The bin trucks – both automated side loaders and front-end loaders – will be based on Nikola’s Tre battery truck chassis, which Iveco will assemble in Ulm, Germany from late 2020.
“This is a game changer,” said Nikola CEO, Mark Russell. “Refuse truck customers have always ordered chassis from truck OEMs and bodies from other suppliers. Nikola has fully integrated the chassis and body, covering both with a single factory warranty.”
Specification details are limited at this stage, but Nikola says powertrain software will be limited to 1000HP (746kW) and “can give refuse trucks nearly three times the horsepower of natural gas and diesel options.” Clearly a benefit for getting up hills with a full load, and eliminating that familiar waste truck diesel noise you can hear a few suburbs away while trying to snooze.
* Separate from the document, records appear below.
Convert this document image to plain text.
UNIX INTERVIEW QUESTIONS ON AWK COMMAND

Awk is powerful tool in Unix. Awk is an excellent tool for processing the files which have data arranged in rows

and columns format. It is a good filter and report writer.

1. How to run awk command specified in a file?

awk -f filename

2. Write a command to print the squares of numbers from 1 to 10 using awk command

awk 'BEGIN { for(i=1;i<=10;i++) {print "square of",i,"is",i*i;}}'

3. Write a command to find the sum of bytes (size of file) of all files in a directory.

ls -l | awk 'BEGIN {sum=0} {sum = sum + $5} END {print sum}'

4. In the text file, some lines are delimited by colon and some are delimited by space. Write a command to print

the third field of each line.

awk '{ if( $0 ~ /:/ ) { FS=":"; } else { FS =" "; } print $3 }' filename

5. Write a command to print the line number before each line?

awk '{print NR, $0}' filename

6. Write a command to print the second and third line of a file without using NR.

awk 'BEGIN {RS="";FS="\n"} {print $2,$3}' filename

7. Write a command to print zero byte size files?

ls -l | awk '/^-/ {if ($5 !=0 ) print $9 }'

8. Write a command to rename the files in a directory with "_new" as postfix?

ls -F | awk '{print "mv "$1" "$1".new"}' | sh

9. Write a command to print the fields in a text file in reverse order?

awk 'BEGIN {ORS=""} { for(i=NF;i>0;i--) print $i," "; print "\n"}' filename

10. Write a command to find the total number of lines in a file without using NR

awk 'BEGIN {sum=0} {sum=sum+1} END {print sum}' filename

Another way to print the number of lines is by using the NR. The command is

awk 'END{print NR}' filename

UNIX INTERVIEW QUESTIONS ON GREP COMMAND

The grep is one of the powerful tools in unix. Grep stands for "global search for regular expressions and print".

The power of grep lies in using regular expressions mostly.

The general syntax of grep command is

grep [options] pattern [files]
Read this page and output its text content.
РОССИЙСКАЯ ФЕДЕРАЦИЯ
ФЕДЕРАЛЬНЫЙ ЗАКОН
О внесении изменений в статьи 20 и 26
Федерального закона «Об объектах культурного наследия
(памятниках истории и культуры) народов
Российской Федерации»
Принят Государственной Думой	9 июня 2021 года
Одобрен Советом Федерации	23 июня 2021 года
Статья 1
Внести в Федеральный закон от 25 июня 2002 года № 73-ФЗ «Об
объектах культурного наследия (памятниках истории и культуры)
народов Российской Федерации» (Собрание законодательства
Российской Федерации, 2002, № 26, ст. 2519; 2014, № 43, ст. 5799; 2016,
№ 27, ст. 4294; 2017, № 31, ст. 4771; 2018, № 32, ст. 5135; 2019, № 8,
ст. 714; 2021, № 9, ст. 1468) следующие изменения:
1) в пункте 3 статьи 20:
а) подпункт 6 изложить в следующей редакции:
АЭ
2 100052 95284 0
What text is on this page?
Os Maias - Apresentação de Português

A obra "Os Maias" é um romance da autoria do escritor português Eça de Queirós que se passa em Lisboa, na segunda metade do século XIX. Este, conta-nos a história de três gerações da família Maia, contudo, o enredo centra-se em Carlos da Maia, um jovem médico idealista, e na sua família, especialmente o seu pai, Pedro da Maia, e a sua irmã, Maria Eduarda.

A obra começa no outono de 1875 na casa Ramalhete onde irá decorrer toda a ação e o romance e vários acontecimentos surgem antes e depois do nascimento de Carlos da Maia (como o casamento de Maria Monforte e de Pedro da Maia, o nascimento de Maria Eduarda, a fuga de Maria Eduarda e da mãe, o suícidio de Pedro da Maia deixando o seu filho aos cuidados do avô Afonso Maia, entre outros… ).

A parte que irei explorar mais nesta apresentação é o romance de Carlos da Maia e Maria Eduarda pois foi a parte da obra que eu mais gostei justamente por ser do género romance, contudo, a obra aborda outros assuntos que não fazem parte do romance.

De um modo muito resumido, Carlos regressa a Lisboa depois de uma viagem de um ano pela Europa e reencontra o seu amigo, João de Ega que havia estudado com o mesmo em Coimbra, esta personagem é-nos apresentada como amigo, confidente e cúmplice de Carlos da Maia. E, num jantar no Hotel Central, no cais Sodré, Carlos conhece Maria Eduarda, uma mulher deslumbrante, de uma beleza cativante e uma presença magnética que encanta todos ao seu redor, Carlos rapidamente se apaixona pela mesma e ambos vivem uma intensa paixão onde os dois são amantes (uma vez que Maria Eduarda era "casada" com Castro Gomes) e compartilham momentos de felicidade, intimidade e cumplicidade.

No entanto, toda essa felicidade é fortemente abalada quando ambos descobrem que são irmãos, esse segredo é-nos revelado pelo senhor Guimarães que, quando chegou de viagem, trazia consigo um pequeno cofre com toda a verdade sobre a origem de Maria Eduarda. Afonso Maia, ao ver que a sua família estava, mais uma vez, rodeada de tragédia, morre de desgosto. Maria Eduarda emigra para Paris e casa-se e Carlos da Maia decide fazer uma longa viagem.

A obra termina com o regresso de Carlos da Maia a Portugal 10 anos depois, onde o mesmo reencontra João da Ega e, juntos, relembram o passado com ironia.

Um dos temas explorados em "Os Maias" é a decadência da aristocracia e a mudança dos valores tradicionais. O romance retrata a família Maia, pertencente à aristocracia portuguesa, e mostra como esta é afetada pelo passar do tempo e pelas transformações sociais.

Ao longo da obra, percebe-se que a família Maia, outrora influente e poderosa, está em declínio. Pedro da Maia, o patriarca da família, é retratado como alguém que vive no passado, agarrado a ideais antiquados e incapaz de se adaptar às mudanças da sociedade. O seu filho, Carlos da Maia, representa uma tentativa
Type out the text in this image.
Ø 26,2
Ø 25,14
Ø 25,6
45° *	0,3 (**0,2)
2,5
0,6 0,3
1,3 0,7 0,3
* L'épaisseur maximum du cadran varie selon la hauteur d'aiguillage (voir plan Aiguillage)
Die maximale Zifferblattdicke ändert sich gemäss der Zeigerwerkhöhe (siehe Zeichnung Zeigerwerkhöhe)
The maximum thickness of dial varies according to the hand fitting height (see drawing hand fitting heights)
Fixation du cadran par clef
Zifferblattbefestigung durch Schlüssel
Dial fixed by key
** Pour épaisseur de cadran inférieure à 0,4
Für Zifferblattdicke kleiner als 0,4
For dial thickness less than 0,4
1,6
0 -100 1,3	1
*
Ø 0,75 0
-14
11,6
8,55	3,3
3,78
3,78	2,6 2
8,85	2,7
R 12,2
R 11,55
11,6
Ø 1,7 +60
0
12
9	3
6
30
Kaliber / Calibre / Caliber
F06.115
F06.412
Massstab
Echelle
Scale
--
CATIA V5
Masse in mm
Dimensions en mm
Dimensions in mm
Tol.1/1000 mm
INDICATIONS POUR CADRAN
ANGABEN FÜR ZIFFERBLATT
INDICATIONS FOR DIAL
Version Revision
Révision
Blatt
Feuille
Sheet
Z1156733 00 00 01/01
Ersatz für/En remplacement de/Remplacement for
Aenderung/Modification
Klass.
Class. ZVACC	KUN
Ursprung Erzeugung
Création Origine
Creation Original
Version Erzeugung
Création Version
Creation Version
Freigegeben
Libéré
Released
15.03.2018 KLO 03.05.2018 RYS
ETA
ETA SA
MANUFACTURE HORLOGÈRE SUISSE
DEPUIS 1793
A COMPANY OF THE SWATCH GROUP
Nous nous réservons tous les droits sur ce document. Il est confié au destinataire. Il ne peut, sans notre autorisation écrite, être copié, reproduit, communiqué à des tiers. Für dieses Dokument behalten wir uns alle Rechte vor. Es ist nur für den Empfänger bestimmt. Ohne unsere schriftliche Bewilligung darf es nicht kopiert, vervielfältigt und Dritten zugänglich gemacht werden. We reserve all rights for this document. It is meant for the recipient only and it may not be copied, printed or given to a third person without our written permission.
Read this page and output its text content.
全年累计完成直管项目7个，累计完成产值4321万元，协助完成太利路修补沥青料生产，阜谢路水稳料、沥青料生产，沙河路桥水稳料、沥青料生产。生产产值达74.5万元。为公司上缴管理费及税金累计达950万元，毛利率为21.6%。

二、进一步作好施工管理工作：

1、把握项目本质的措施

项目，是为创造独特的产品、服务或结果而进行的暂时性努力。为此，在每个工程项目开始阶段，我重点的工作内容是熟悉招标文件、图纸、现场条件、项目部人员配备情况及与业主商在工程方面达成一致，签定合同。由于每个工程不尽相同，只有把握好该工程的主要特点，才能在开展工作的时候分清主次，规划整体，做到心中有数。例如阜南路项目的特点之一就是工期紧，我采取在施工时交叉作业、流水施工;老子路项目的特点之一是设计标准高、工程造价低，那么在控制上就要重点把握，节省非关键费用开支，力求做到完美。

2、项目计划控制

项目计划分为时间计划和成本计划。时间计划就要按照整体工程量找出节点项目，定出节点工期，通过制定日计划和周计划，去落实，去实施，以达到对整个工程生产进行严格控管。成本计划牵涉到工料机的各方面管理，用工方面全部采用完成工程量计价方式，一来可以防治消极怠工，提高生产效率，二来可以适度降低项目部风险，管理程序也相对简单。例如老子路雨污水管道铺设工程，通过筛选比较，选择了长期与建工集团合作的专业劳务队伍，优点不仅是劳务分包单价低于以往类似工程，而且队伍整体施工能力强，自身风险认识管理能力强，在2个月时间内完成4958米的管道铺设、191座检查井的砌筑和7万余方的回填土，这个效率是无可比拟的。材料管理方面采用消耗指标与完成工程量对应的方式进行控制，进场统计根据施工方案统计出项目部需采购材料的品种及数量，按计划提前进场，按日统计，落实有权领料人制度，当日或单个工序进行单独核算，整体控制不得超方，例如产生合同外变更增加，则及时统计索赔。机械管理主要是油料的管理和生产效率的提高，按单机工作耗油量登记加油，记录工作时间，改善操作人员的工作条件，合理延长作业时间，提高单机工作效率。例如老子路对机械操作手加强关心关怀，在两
Also suggested was an “industry-leading 720kWh of energy storage,” giving a range of up to 240 kilometres on a single charge as well as electrically lifting 1200 “cans” – or bins, as we’d call them.
Closer to home, Australia’s leading total waste management company, Cleanaway Waste Management, has dipped its toe in the electric waste truck realm.
In early 2019 it began trials of fully electric waste trucks, servicing household collections in Hobsons Bay, Victoria. The trucks were not mass production, but commissioned by Cleanaway in conjunction with SEA Electric and Superior Pak, and assembled in Bundaberg.
In October 2019 it welcomed the first electric trucks to its WA fleet, stating each waster remover can “travel up to 120km and do a full run before it needs to be recharged. It also features a drive system that generates electricity when braking”.
“With almost 5000 vehicles on the road each day servicing homes and businesses all over Australia, we are looking for ways to do that more sustainably,” said Cleanaway CEO and Managing Director, Vik Bansal.
A spokesman also said the first electric waste truck trials in the City of Sydney went well, and “it was discovered one is preferred over the other and we are undertaking a second trial”.
Our waste may remain dirty, but the way it’s carted away looks set to become dramatically cleaner in coming years.